I can feel that he is scared of death. I fake myself to be an expert palmist from Delhi. I hold his palm and stare at it like the last authority in the world on palmistry, even though I don’t know even the basics of the art. With damn shot seriousness, I tell him that he will survive till the ripe age of 100.

‘Now it’s guaranteed that you will live up to be 100. So choose to be happy instead of staying sad all the time.’

He is thoroughly relieved with the ghosts of death dispelled under the barrage of my oracle. Dent at the idea of death, its probability getting pushed away into the future, acts as a massive sedative. I see the pal of gloom shifting from his eyes.   

Allaying his fears I move on. Sitting on a stone bench, surrounded by luscious green, huge, majestic mango trees, absorbing the feeling of awe for mother nature and its bounties, and feeling a bit guilty that everything, apart from we human beings, in nature gives back to it in some form for taking its sustenance. We just not only plunder our share but the collective share of all other species of flora and fauna, giving back environmental degradation, pollution and chaos. In our effort to add to our share of comfort and convenience, we have, inevitably, let loose irreversible damage to the beautiful, self-evolving, counter-balancing forces of Mother Nature.

A small cow arrives and starts rubbing its muzzle with full and unconditional love. One just cannot say no to such unqualified dose of affection. I take out my sole banana from the bag and offer my share of love. The little cattle eats it. It but wants more, turns pushy, won’t go away, rubs its muzzle on my pants, licks my hands and pulls at my bag. I am forced to take to my heels. The overdose of unconditional love may hamper one’s capability to digest even the under-dose of conditional love. I am no saint, neither I am on the path of enlightenment. I am merely a traveller on the path with my motley mix of good and bad in varying proportions. So without too much guilt of conscience I run away from the holy animal. 

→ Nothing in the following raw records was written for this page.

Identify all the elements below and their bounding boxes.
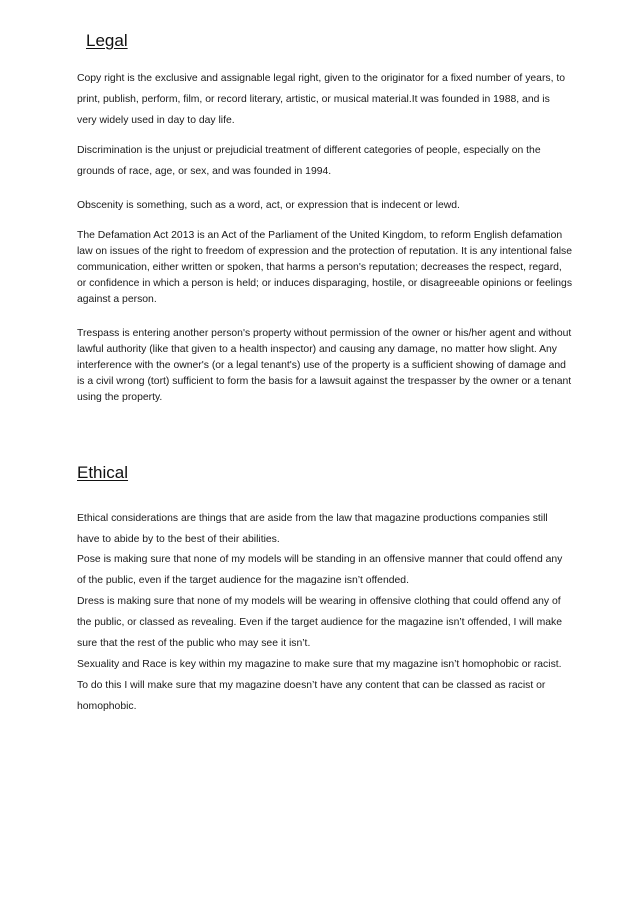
copyright-paragraph: Copy right is the exclusive and assignable legal right, given to the originator for a fixed number of years, to print, publish, perform, film, or record literary, artistic, or musical material.It was founded in 1988, and is very widely used in day to day life. bbox=[77, 73, 566, 126]
discrimination-paragraph: Discrimination is the unjust or prejudicial treatment of different categories of people, especially on the grounds of race, age, or sex, and was founded in 1994. bbox=[77, 145, 541, 177]
legal-heading: Legal bbox=[86, 31, 128, 50]
trespass-paragraph: Trespass is entering another person's property without permission of the owner or his/her agent and without lawful authority (like that given to a health inspector) and causing any damage, no matter how slight. Any interference with the owner's (or a legal tenant's) use of the property is a sufficient showing of damage and is a civil wrong (tort) sufficient to form the basis for a lawsuit against the trespasser by the owner or a tenant using the property. bbox=[77, 328, 572, 403]
pose-paragraph: Pose is making sure that none of my models will be standing in an offensive manner that could offend any of the public, even if the target audience for the magazine isn’t offended. bbox=[77, 554, 563, 586]
ethical-heading: Ethical bbox=[77, 463, 129, 482]
ethical-considerations-paragraph: Ethical considerations are things that are aside from the law that magazine productions companies still have to abide by to the best of their abilities. bbox=[77, 513, 548, 545]
obscenity-paragraph: Obscenity is something, such as a word, act, or expression that is indecent or lewd. bbox=[77, 200, 460, 211]
sexuality-race-paragraph: Sexuality and Race is key within my magazine to make sure that my magazine isn’t homophobic or racist. To do this I will make sure that my magazine doesn’t have any content that can be classed as racist or homophobic. bbox=[77, 659, 562, 712]
dress-paragraph: Dress is making sure that none of my models will be wearing in offensive clothing that could offend any of the public, or classed as revealing. Even if the target audience for the magazine isn’t offended, I will make sure that the rest of the public who may see it isn’t. bbox=[77, 596, 562, 649]
defamation-paragraph: The Defamation Act 2013 is an Act of the Parliament of the United Kingdom, to reform English defamation law on issues of the right to freedom of expression and the protection of reputation. It is any intentional false communication, either written or spoken, that harms a person's reputation; decreases the respect, regard, or confidence in which a person is held; or induces disparaging, hostile, or disagreeable opinions or feelings against a person. bbox=[77, 230, 573, 305]
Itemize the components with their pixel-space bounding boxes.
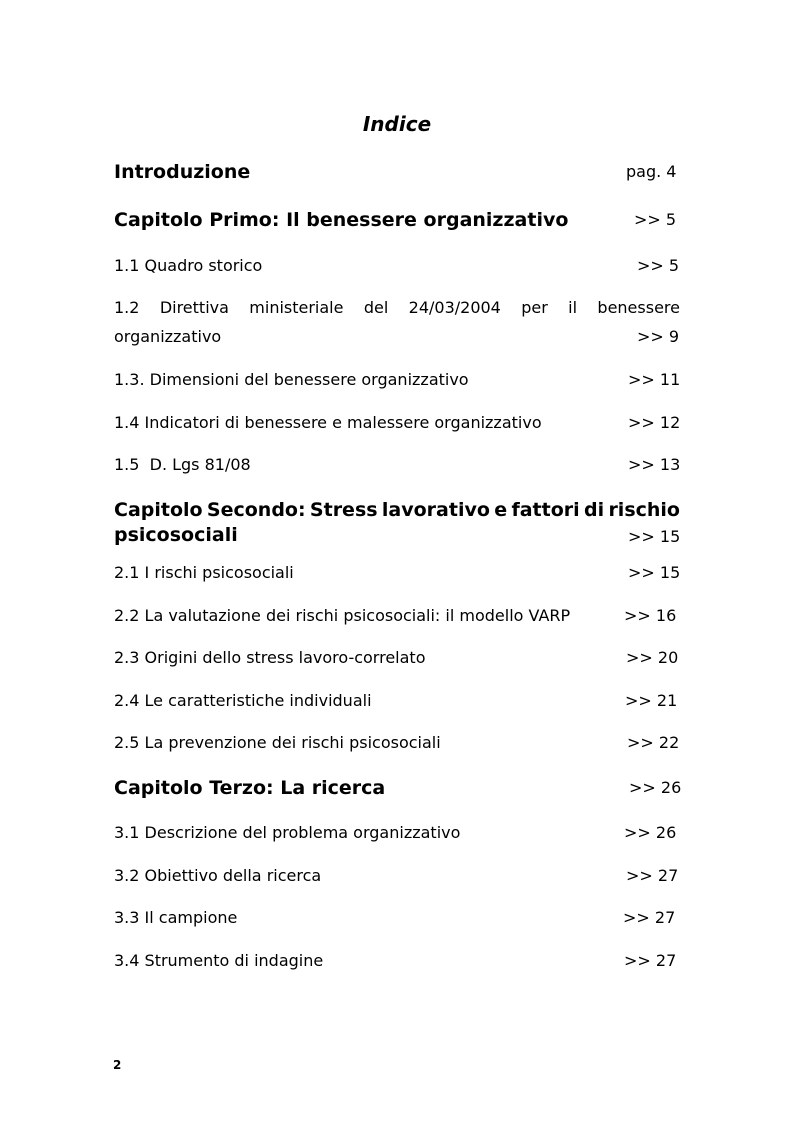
toc-entry-label: 1.4 Indicatori di benessere e malessere organizzativo	[114, 413, 542, 432]
toc-entry-page: >> 21	[625, 691, 678, 710]
toc-entry-page: pag. 4	[626, 162, 677, 181]
toc-entry-page: >> 12	[628, 413, 681, 432]
toc-entry-page: >> 15	[628, 527, 681, 546]
word: Stress	[309, 499, 378, 521]
word: Direttiva	[159, 298, 229, 317]
toc-entry-page: >> 16	[624, 606, 677, 625]
toc-entry-label: Introduzione	[114, 161, 251, 183]
word: per	[521, 298, 548, 317]
word: benessere	[597, 298, 680, 317]
toc-entry-label: 1.5 D. Lgs 81/08	[114, 455, 251, 474]
toc-entry-label: 1.3. Dimensioni del benessere organizzativo	[114, 370, 469, 389]
page-title: Indice	[362, 112, 432, 136]
toc-entry-label: 2.1 I rischi psicosociali	[114, 563, 294, 582]
toc-entry-page: >> 15	[628, 563, 681, 582]
toc-entry-page: >> 20	[626, 648, 679, 667]
toc-entry-label: 3.4 Strumento di indagine	[114, 951, 324, 970]
toc-entry-page: >> 27	[623, 908, 676, 927]
toc-entry-label-line2: psicosociali	[114, 524, 238, 546]
word: Capitolo	[114, 499, 203, 521]
word: fattori	[511, 499, 580, 521]
toc-entry-page: >> 11	[628, 370, 681, 389]
toc-entry-label: 2.4 Le caratteristiche individuali	[114, 691, 372, 710]
page-number: 2	[113, 1058, 122, 1072]
toc-chapter-2	[114, 498, 680, 548]
word: del	[363, 298, 389, 317]
word: Secondo:	[206, 499, 306, 521]
toc-entry-page: >> 26	[629, 778, 682, 797]
toc-entry-page: >> 9	[637, 327, 680, 346]
toc-entry-label: 2.2 La valutazione dei rischi psicosociali: il modello VARP	[114, 606, 571, 625]
toc-entry-page: >> 5	[637, 256, 680, 275]
toc-entry-label: Capitolo Primo: Il benessere organizzativo	[114, 209, 569, 231]
toc-entry-label: 1.1 Quadro storico	[114, 256, 263, 275]
toc-entry-label: 2.3 Origini dello stress lavoro-correlato	[114, 648, 426, 667]
word: 24/03/2004	[408, 298, 501, 317]
toc-entry-label: 2.5 La prevenzione dei rischi psicosociali	[114, 733, 441, 752]
word: rischio	[608, 499, 680, 521]
word: e	[494, 499, 508, 521]
toc-entry-label: 3.3 Il campione	[114, 908, 238, 927]
toc-entry-page: >> 27	[626, 866, 679, 885]
toc-entry-label-line1	[114, 498, 680, 522]
toc-entry-label: 3.1 Descrizione del problema organizzativo	[114, 823, 461, 842]
toc-entry-1-2	[114, 298, 680, 346]
toc-entry-page: >> 27	[624, 951, 677, 970]
toc-entry-page: >> 5	[634, 210, 677, 229]
toc-entry-label: 3.2 Obiettivo della ricerca	[114, 866, 322, 885]
toc-entry-label-line2: organizzativo	[114, 327, 222, 346]
toc-entry-page: >> 22	[627, 733, 680, 752]
word: il	[568, 298, 578, 317]
word: lavorativo	[381, 499, 490, 521]
word: ministeriale	[249, 298, 344, 317]
toc-entry-label: Capitolo Terzo: La ricerca	[114, 777, 386, 799]
toc-entry-page: >> 26	[624, 823, 677, 842]
word: di	[583, 499, 605, 521]
toc-entry-page: >> 13	[628, 455, 681, 474]
word: 1.2	[114, 298, 140, 317]
toc-entry-label-line1	[114, 298, 680, 318]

Life has to be lived with water-like fluidity. It’s not advisable to hit one’s head against the stony walls of virtues, just like it’s highly objectionable to jump full time into the pool of vices. Moderation avoids many a fall, just as it avoids many an airy impractical flights in the air. One is well grounded with moderation. Walk with balance brothers and sisters.

It’s wholesome and nourishing to be a footloose journeyman on the path that doesn’t pull you towards a particular destination. I walk for many kilometres along the banks of the holy river and as I am returning in the evening, the valley has fragrant mists over the holy waters. As prayers start in hundreds of temples, the incense fragrance mixes with the mists to give scented mists on the Ganges.